12
Они собрались в укрепленном лагере в центре котловины. Сюда же стянули тела убитых. Всех, кого нашли. Хоронить было некогда. Да и сил не было.
Те, кто мог ходить после ночного боя, перевязывали тех, кто ходить не мог. Люди прижигали раны, некоторые сшивали рассеченные края кожи, действуя костяными иглами и смоченными в вине нитками. Стругали лубки.
Настроение было мрачное. Слишком велики потери, слишком устали те, кто смог остаться в живых. То, что повторной атаки они не переживут, понимали все. И смотрели на Костю как на последнюю возможность.
Малышев дал себе отдохнуть не больше часа. И вперед. На скалы.
Но тварей рассмотрел. Двухметровые, заросшие серой шерстью тела с непропорционально большими руками. Узкий лоб над клыкастой мордой, короткие ноги. Одежды практически нет, только повязка на бедрах и пояс. Из оружия – палицы и обломки скал, которые твари метали исключительно метко. Страшный противник. С гномом их роднило одно – глаза. Такие же большие, с громадными зрачками. Светочувствительные.

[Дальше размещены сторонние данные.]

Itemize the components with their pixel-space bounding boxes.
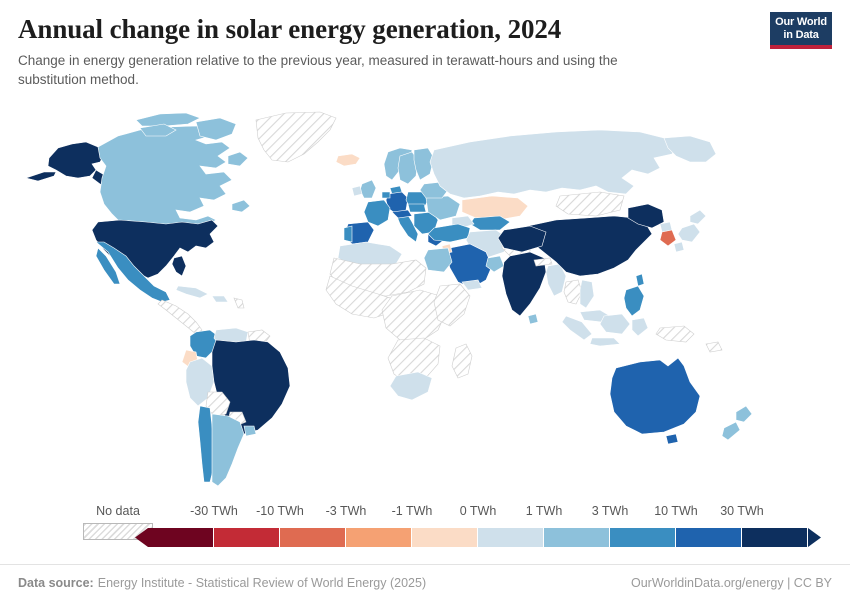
country-indonesia-sulawesi[interactable]	[632, 318, 648, 336]
legend-tick-1: -10 TWh	[256, 505, 304, 518]
legend-left-cap-icon	[135, 528, 148, 547]
country-iceland[interactable]	[336, 154, 360, 166]
country-argentina[interactable]	[212, 414, 244, 486]
country-papua-new-guinea[interactable]	[656, 326, 694, 342]
legend-bin-2[interactable]	[280, 528, 346, 547]
legend-tick-0: -30 TWh	[190, 505, 238, 518]
country-aleutians[interactable]	[26, 172, 56, 181]
owid-logo[interactable]: Our World in Data	[770, 12, 832, 49]
legend-bin-9[interactable]	[742, 528, 808, 547]
page-title: Annual change in solar energy generation…	[18, 14, 832, 44]
country-new-zealand[interactable]	[736, 406, 752, 422]
chart-header: Annual change in solar energy generation…	[0, 0, 850, 90]
country-uruguay[interactable]	[244, 426, 256, 436]
legend-scale[interactable]: -30 TWh-10 TWh-3 TWh-1 TWh0 TWh1 TWh3 TW…	[148, 505, 808, 551]
world-map-svg[interactable]	[0, 100, 850, 495]
country-tasmania[interactable]	[666, 434, 678, 444]
data-source-label: Data source:	[18, 576, 94, 590]
country-japan[interactable]	[690, 210, 706, 224]
footer-attribution[interactable]: OurWorldinData.org/energy | CC BY	[631, 576, 832, 590]
country-portugal[interactable]	[344, 226, 352, 242]
country-madagascar[interactable]	[452, 344, 472, 378]
legend-tick-labels: -30 TWh-10 TWh-3 TWh-1 TWh0 TWh1 TWh3 TW…	[148, 505, 808, 523]
legend-tick-4: 0 TWh	[460, 505, 497, 518]
legend-tick-8: 30 TWh	[720, 505, 764, 518]
legend-tick-7: 10 TWh	[654, 505, 698, 518]
data-source: Data source: Energy Institute - Statisti…	[18, 576, 426, 590]
country-japan-honshu[interactable]	[678, 224, 700, 242]
country-indonesia-borneo[interactable]	[600, 314, 630, 334]
map-countries[interactable]	[26, 112, 752, 486]
legend-tick-2: -3 TWh	[326, 505, 367, 518]
legend-bin-3[interactable]	[346, 528, 412, 547]
legend-tick-3: -1 TWh	[392, 505, 433, 518]
country-netherlands[interactable]	[382, 192, 390, 198]
country-canada-baffin[interactable]	[196, 118, 236, 140]
country-us-florida[interactable]	[172, 256, 186, 276]
legend-color-bar[interactable]	[148, 528, 808, 547]
country-canada-arctic-isles[interactable]	[136, 113, 200, 126]
chart-root: Annual change in solar energy generation…	[0, 0, 850, 600]
country-south-africa[interactable]	[390, 372, 432, 400]
country-egypt[interactable]	[424, 248, 452, 272]
country-china[interactable]	[528, 216, 652, 276]
legend-bin-1[interactable]	[214, 528, 280, 547]
country-canada-quebec-isles[interactable]	[228, 152, 248, 166]
country-south-korea[interactable]	[660, 230, 676, 246]
country-laos-thailand[interactable]	[564, 280, 582, 304]
legend-bin-4[interactable]	[412, 528, 478, 547]
country-canada[interactable]	[98, 126, 232, 228]
legend-bin-5[interactable]	[478, 528, 544, 547]
data-source-value: Energy Institute - Statistical Review of…	[98, 576, 426, 590]
country-chile[interactable]	[198, 406, 214, 482]
legend-bin-6[interactable]	[544, 528, 610, 547]
country-indonesia-java[interactable]	[590, 338, 620, 346]
country-vietnam[interactable]	[580, 280, 594, 308]
legend-right-cap-icon	[808, 528, 821, 547]
country-new-zealand-south[interactable]	[722, 422, 740, 440]
country-mongolia[interactable]	[556, 192, 624, 216]
country-east-africa[interactable]	[434, 284, 470, 326]
country-lesser-antilles[interactable]	[234, 298, 244, 308]
country-greenland[interactable]	[256, 112, 336, 162]
country-philippines[interactable]	[624, 286, 644, 316]
owid-logo-line2: in Data	[774, 29, 828, 42]
country-australia[interactable]	[610, 358, 700, 434]
world-map[interactable]	[0, 100, 850, 495]
chart-footer: Data source: Energy Institute - Statisti…	[0, 564, 850, 600]
country-ireland[interactable]	[352, 186, 362, 196]
country-pacific-islands[interactable]	[706, 342, 722, 352]
legend-tick-6: 3 TWh	[592, 505, 629, 518]
country-russia-far-east[interactable]	[664, 136, 716, 162]
country-taiwan[interactable]	[636, 274, 644, 286]
legend-bin-7[interactable]	[610, 528, 676, 547]
country-hispaniola[interactable]	[212, 296, 228, 302]
legend-bin-0[interactable]	[148, 528, 214, 547]
map-legend: No data -30 TWh-10 TWh-3 TWh-1 TWh0 TWh1…	[0, 505, 850, 553]
chart-subtitle: Change in energy generation relative to …	[18, 51, 678, 89]
country-uzbekistan-turkmenistan[interactable]	[470, 216, 510, 230]
country-russia[interactable]	[430, 130, 678, 198]
country-yemen[interactable]	[462, 280, 482, 290]
country-czechia-slovakia[interactable]	[408, 204, 426, 212]
legend-tick-5: 1 TWh	[526, 505, 563, 518]
country-newfoundland[interactable]	[232, 200, 250, 212]
legend-bin-8[interactable]	[676, 528, 742, 547]
country-japan-kyushu[interactable]	[674, 242, 684, 252]
country-united-kingdom[interactable]	[360, 180, 376, 198]
owid-logo-line1: Our World	[774, 16, 828, 29]
country-central-america[interactable]	[158, 300, 202, 334]
country-sri-lanka[interactable]	[528, 314, 538, 324]
country-cuba[interactable]	[176, 286, 208, 298]
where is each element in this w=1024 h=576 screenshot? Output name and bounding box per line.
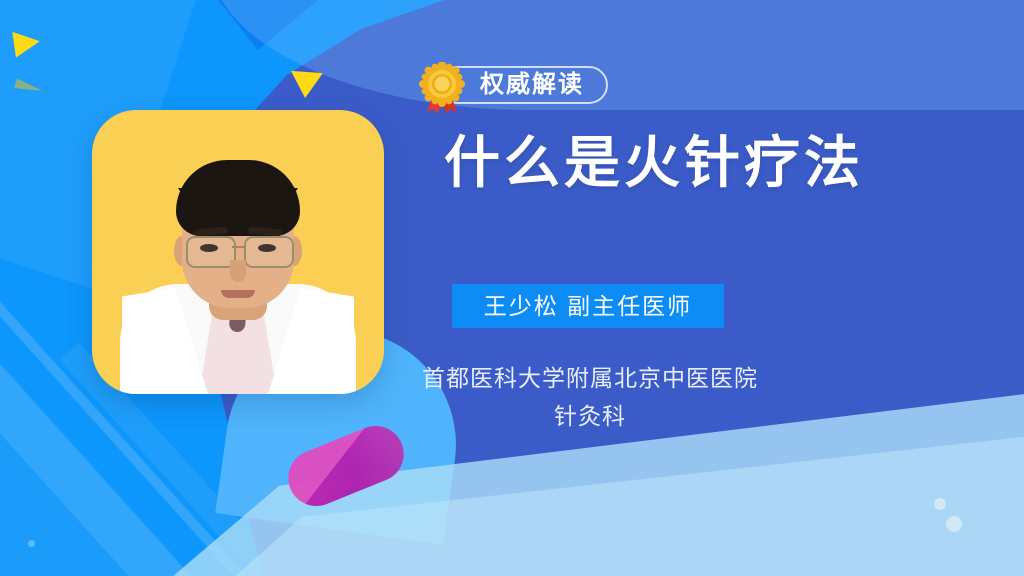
doctor-affiliation: 首都医科大学附属北京中医医院 针灸科 (404, 360, 776, 436)
page-title: 什么是火针疗法 (444, 132, 864, 194)
doctor-name-badge: 王少松 副主任医师 (452, 284, 724, 328)
video-cover-canvas: 权威解读 什么是火针疗法 王少松 副主任医师 首都医科大学附属北京中医医院 针灸… (0, 0, 1024, 576)
department-name: 针灸科 (404, 398, 776, 436)
portrait-nose (230, 260, 246, 282)
bubble-decor-1 (934, 498, 946, 510)
triangle-icon-left (12, 28, 41, 57)
portrait-eyeglass-bridge (232, 246, 244, 248)
authority-badge-label: 权威解读 (480, 73, 584, 97)
authority-badge-pill: 权威解读 (438, 66, 608, 104)
bubble-decor-3 (28, 540, 35, 547)
triangle-icon-top-center (289, 71, 323, 99)
hospital-name: 首都医科大学附属北京中医医院 (404, 360, 776, 398)
doctor-name-label: 王少松 副主任医师 (484, 295, 692, 318)
doctor-avatar-card (92, 110, 384, 394)
portrait-mouth (221, 290, 255, 298)
medal-icon (418, 62, 466, 116)
portrait-eyeglass-right (244, 236, 294, 268)
bubble-decor-2 (946, 516, 962, 532)
authority-badge: 权威解读 (438, 66, 608, 104)
portrait-eyeglass-left (186, 236, 236, 268)
doctor-portrait (122, 132, 354, 394)
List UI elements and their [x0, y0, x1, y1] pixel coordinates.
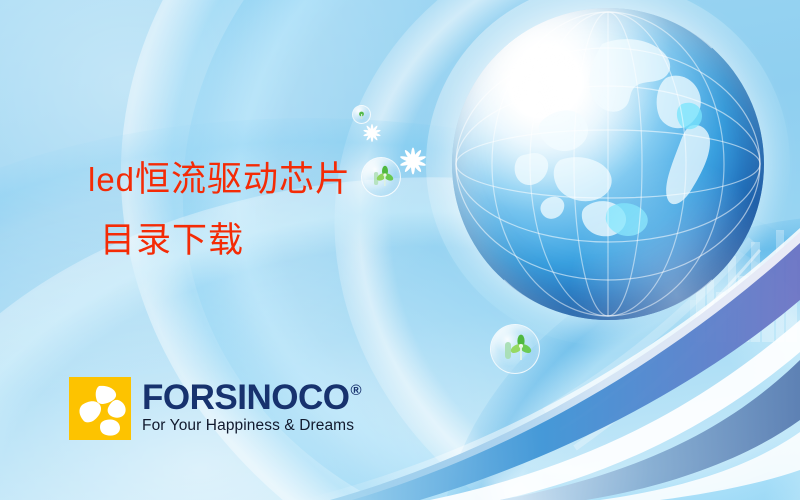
- sparkle-flower-small-icon: [361, 122, 383, 144]
- sparkle-flower-large-icon: [397, 145, 429, 177]
- headline-line-2: 目录下载: [88, 223, 351, 258]
- promo-banner: led恒流驱动芯片 目录下载 FORSINOCO ® For Your Happ…: [0, 0, 800, 500]
- globe-specular-highlight: [452, 8, 764, 320]
- ribbon-white-bottom: [600, 432, 800, 500]
- bubble-medium: [361, 157, 401, 197]
- logo-wordmark-row: FORSINOCO ®: [142, 381, 361, 415]
- bubble-large: [490, 324, 540, 374]
- windmill-icon: [353, 106, 370, 123]
- windmill-icon: [362, 158, 400, 196]
- logo-tagline: For Your Happiness & Dreams: [142, 418, 361, 434]
- logo-wordmark: FORSINOCO: [142, 381, 349, 415]
- bubble-small: [352, 105, 371, 124]
- logo-text-block: FORSINOCO ® For Your Happiness & Dreams: [142, 381, 361, 433]
- company-logo[interactable]: FORSINOCO ® For Your Happiness & Dreams: [69, 377, 361, 440]
- registered-trademark-icon: ®: [350, 383, 361, 398]
- four-petal-pinwheel-icon: [69, 377, 131, 440]
- windmill-icon: [491, 325, 539, 373]
- headline: led恒流驱动芯片 目录下载: [88, 162, 351, 258]
- earth-globe-icon: [452, 8, 764, 320]
- headline-latin: led: [88, 161, 135, 198]
- headline-line-1: led恒流驱动芯片: [88, 162, 351, 197]
- headline-cjk: 恒流驱动芯片: [135, 160, 351, 199]
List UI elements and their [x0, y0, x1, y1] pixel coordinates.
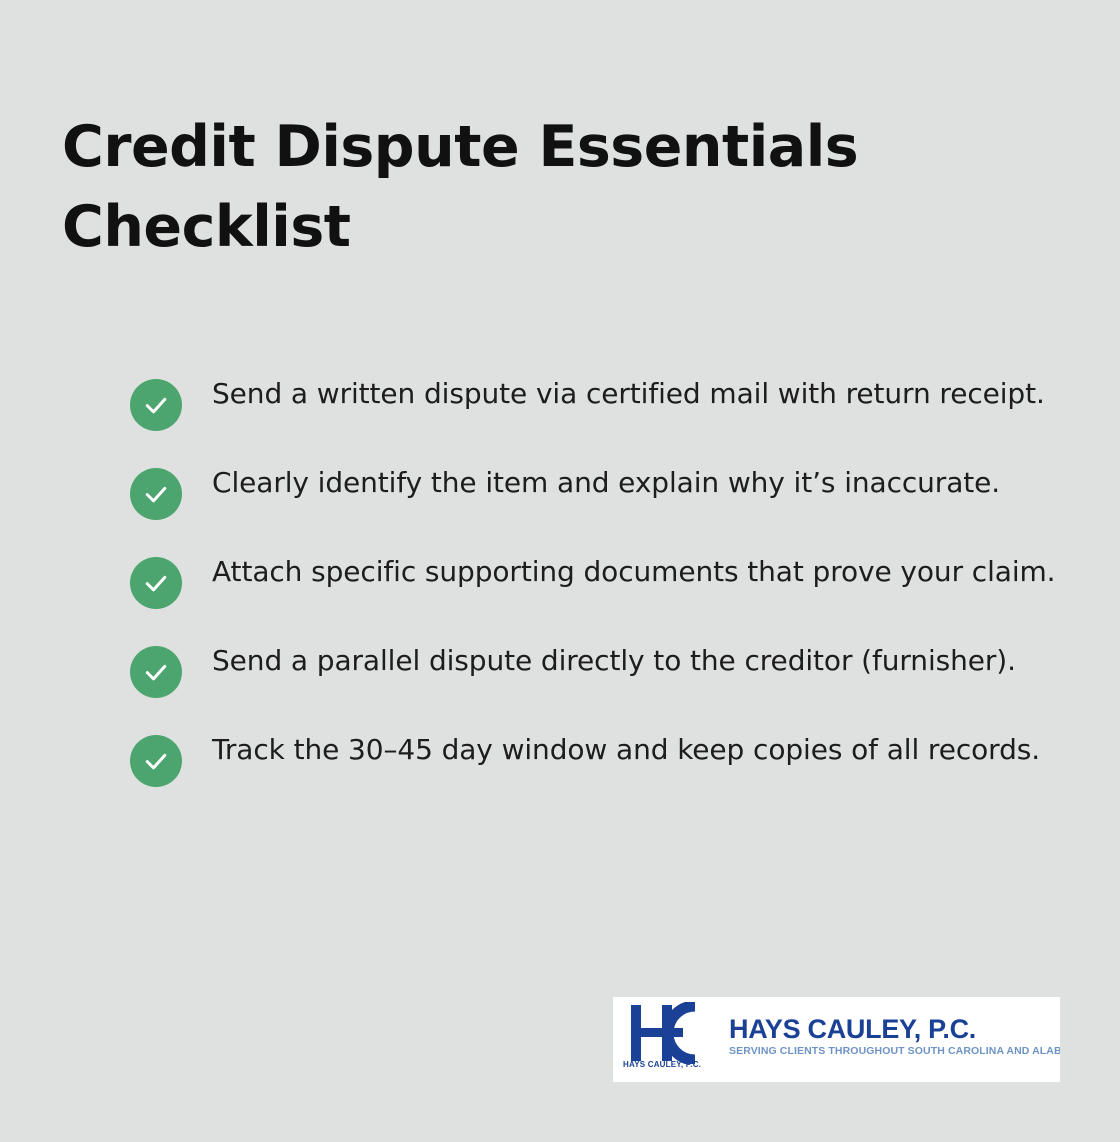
title-block: Credit Dispute Essentials Checklist [62, 108, 942, 268]
checklist: Send a written dispute via certified mai… [130, 372, 1060, 787]
check-icon [130, 557, 182, 609]
monogram-caption: HAYS CAULEY, P.C. [623, 1060, 701, 1069]
page-title: Credit Dispute Essentials Checklist [62, 108, 942, 268]
check-icon [130, 735, 182, 787]
infographic-card: Credit Dispute Essentials Checklist Send… [0, 0, 1120, 1142]
list-item-label: Clearly identify the item and explain wh… [182, 461, 1060, 505]
list-item: Track the 30–45 day window and keep copi… [130, 728, 1060, 787]
hc-monogram-icon: HAYS CAULEY, P.C. [621, 997, 725, 1082]
list-item-label: Attach specific supporting documents tha… [182, 550, 1060, 594]
check-icon [130, 646, 182, 698]
check-icon [130, 379, 182, 431]
list-item: Send a parallel dispute directly to the … [130, 639, 1060, 698]
list-item-label: Send a parallel dispute directly to the … [182, 639, 1060, 683]
logo-wordmark: HAYS CAULEY, P.C. SERVING CLIENTS THROUG… [725, 1015, 1060, 1064]
list-item-label: Track the 30–45 day window and keep copi… [182, 728, 1060, 772]
firm-name: HAYS CAULEY, P.C. [729, 1015, 1060, 1043]
list-item: Attach specific supporting documents tha… [130, 550, 1060, 609]
firm-logo: HAYS CAULEY, P.C. HAYS CAULEY, P.C. SERV… [613, 997, 1060, 1082]
list-item-label: Send a written dispute via certified mai… [182, 372, 1060, 416]
firm-tagline: SERVING CLIENTS THROUGHOUT SOUTH CAROLIN… [729, 1046, 1060, 1058]
check-icon [130, 468, 182, 520]
list-item: Send a written dispute via certified mai… [130, 372, 1060, 431]
list-item: Clearly identify the item and explain wh… [130, 461, 1060, 520]
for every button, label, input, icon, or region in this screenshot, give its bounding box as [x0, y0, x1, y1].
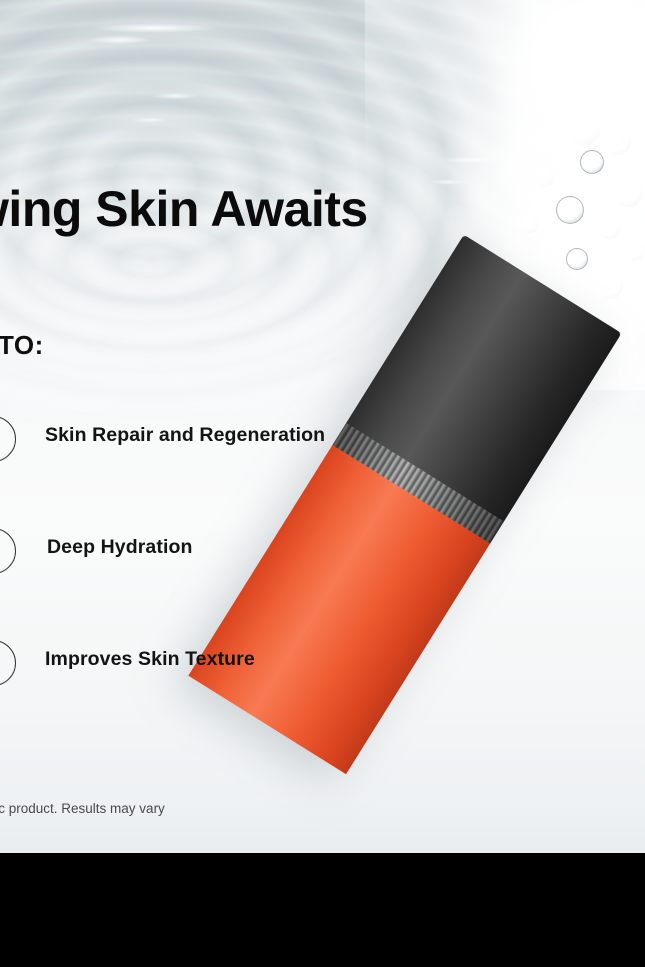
list-item-label: Skin Repair and Regeneration [45, 424, 325, 447]
bubble-icon [596, 214, 622, 240]
bubble-icon [622, 238, 645, 262]
circle-bullet-icon [0, 416, 16, 462]
bubble-icon [566, 110, 602, 146]
disclaimer-text: smetic product. Results may vary [0, 801, 165, 816]
list-item-label: Deep Hydration [47, 536, 193, 559]
footer-bar: Anti-Aging Skin Treatments [0, 853, 645, 967]
skincare-poster: owing Skin Awaits TO: Skin Repair and Re… [0, 0, 645, 967]
bubble-icon [556, 196, 584, 224]
list-item: Deep Hydration [0, 512, 460, 624]
page-title: owing Skin Awaits [0, 182, 540, 237]
bubble-icon [596, 272, 624, 300]
benefits-list: Skin Repair and Regeneration Deep Hydrat… [0, 400, 460, 736]
list-item: Improves Skin Texture [0, 624, 460, 736]
bubble-icon [566, 248, 588, 270]
circle-bullet-icon [0, 528, 16, 574]
bubble-icon [612, 176, 644, 208]
bubble-icon [604, 128, 632, 156]
list-item-label: Improves Skin Texture [45, 648, 255, 671]
circle-bullet-icon [0, 640, 16, 686]
bubble-icon [580, 150, 604, 174]
list-item: Skin Repair and Regeneration [0, 400, 460, 512]
subheading: TO: [0, 330, 44, 361]
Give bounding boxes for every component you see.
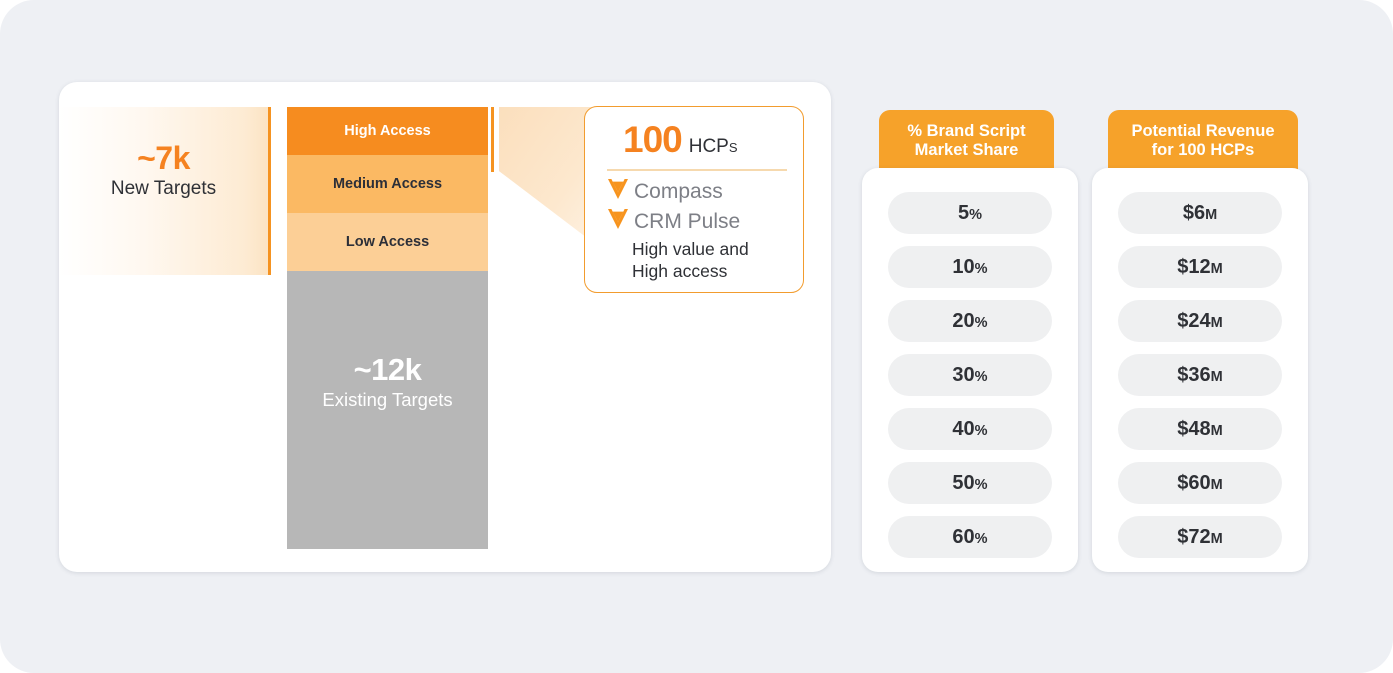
product-row-compass[interactable]: Compass (607, 177, 787, 206)
market-share-row[interactable]: 20% (888, 300, 1052, 342)
existing-targets-label: Existing Targets (322, 388, 452, 412)
new-targets-value: ~7k (59, 142, 268, 176)
revenue-unit: M (1211, 369, 1223, 385)
callout-headline: 100 HCPs (607, 119, 787, 161)
revenue-number: $48 (1177, 418, 1210, 440)
revenue-number: $24 (1177, 310, 1210, 332)
segmentation-panel: ~7k New Targets High Access Medium Acces… (59, 82, 831, 572)
callout-connector-tick (491, 107, 494, 172)
metric-header-market-share-line-2: Market Share (907, 141, 1025, 160)
metric-header-market-share-line-1: % Brand Script (907, 122, 1025, 141)
market-share-unit: % (975, 423, 988, 439)
revenue-unit: M (1211, 531, 1223, 547)
revenue-value: $12M (1177, 256, 1222, 279)
revenue-row[interactable]: $6M (1118, 192, 1282, 234)
access-tier-medium[interactable]: Medium Access (287, 155, 488, 213)
market-share-unit: % (969, 207, 982, 223)
revenue-unit: M (1211, 477, 1223, 493)
callout-divider (607, 169, 787, 171)
metric-header-revenue-line-2: for 100 HCPs (1131, 141, 1274, 160)
product-name-compass: Compass (634, 180, 723, 204)
market-share-unit: % (975, 261, 988, 277)
revenue-row[interactable]: $24M (1118, 300, 1282, 342)
product-row-crm-pulse[interactable]: CRM Pulse (607, 207, 787, 236)
metric-card-market-share: 5% 10% 20% 30% 40% 50% 60% (862, 168, 1078, 572)
market-share-number: 40 (952, 418, 974, 440)
market-share-value: 10% (952, 256, 987, 279)
metric-header-revenue-line-1: Potential Revenue (1131, 122, 1274, 141)
callout-description-line-1: High value and (632, 239, 787, 261)
product-name-crm-pulse: CRM Pulse (634, 210, 740, 234)
new-targets-label: New Targets (59, 177, 268, 202)
market-share-row[interactable]: 10% (888, 246, 1052, 288)
revenue-row[interactable]: $60M (1118, 462, 1282, 504)
revenue-number: $6 (1183, 202, 1205, 224)
market-share-number: 50 (952, 472, 974, 494)
access-tier-low-label: Low Access (346, 234, 429, 250)
revenue-value: $6M (1183, 202, 1217, 225)
metric-header-revenue: Potential Revenue for 100 HCPs (1108, 110, 1298, 172)
revenue-number: $36 (1177, 364, 1210, 386)
existing-targets-block[interactable]: ~12k Existing Targets (287, 271, 488, 549)
market-share-value: 20% (952, 310, 987, 333)
revenue-row[interactable]: $12M (1118, 246, 1282, 288)
market-share-unit: % (975, 369, 988, 385)
metric-card-revenue: $6M $12M $24M $36M $48M $60M $72M (1092, 168, 1308, 572)
market-share-row[interactable]: 50% (888, 462, 1052, 504)
market-share-number: 60 (952, 526, 974, 548)
callout-description: High value and High access (607, 239, 787, 283)
access-tier-high[interactable]: High Access (287, 107, 488, 155)
market-share-number: 5 (958, 202, 969, 224)
market-share-row[interactable]: 5% (888, 192, 1052, 234)
market-share-row[interactable]: 30% (888, 354, 1052, 396)
market-share-value: 30% (952, 364, 987, 387)
market-share-value: 50% (952, 472, 987, 495)
revenue-value: $72M (1177, 526, 1222, 549)
market-share-number: 10 (952, 256, 974, 278)
revenue-number: $60 (1177, 472, 1210, 494)
market-share-value: 5% (958, 202, 982, 225)
metric-header-market-share: % Brand Script Market Share (879, 110, 1054, 172)
market-share-unit: % (975, 531, 988, 547)
page-canvas: ~7k New Targets High Access Medium Acces… (0, 0, 1393, 673)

Ночью было убито девять чудовищ. Шесть из них пали от его выстрелов. Костя мог бы этим гордиться, если бы не чувствовал на себе взгляды товарищей по несчастью.
Это из-за русичей отряд попал в ловушку. Их головы требуют в качестве платы за выход. Ребята крепятся, знают, что верить бесам – грешно. Но…
Монах, главный идеолог отряда, лежит с расплющенным черепом, один из вождей тоже мертв. Второй – ранен. Дисциплина падает и падает.
Им не пережить здесь следующей ночи. Да и в диске автомата к утру осталось только четыре патрона. О том, сколько он продержится с револьверами и винтовкой, дергая затвор после каждого выстрела или пробуя остановить монстров мелкокалиберными спортивными пулями, Косте и думать не хотелось.
К полудню обнаружилась еще одна проблема. Раненые просили воды, запасы которой подошли к концу. Врагу теперь не надо было даже нападать, только продержать их здесь еще пару дней.
Костя полз наверх. Уступ… Еще один. Кинжал слишком широкий для такой маленькой щелки, да и металл плоховат. Он раскачал руку и подтянулся вправо. Там трещина побольше… Войдет! Гора нехотя пускала его все выше.
Лишь бы успеть!
Пот заливал глаза, пальцы скользили все чаще.
– Эй!
Крик был подобен выстрелу пушки. Эхо еще не закончило свое кривляние, а отряд уже ощетинился копьями, закрывшись щитами не хуже римской «черепахи». Раненые в центре.
Только Костя болтался на веревке, как…
– Эй! Костя! Тимофей!
Над соседним склоном поднялась смутно знакомая фигура.
Малышев, чье сердце готово было вырваться через глотку, опустил ствол револьвера. И когда только успел достать?!
– Костя?! Тимофей Михайлович?
Что-то до боли знакомое… Почти родное…
Нога слетела со скользкого металла, Костя покрепче ухватился за веревку.
– Эге-гей, Улугбек Карлович! Эге-гей!
Малышев орал и прыгал на узком уступчике, рискуя обрушиться вниз вместе со всей своей амуницией.
– Э-э-эй! Мы здесь!
Сомохов повернулся на крик и помахал рукой.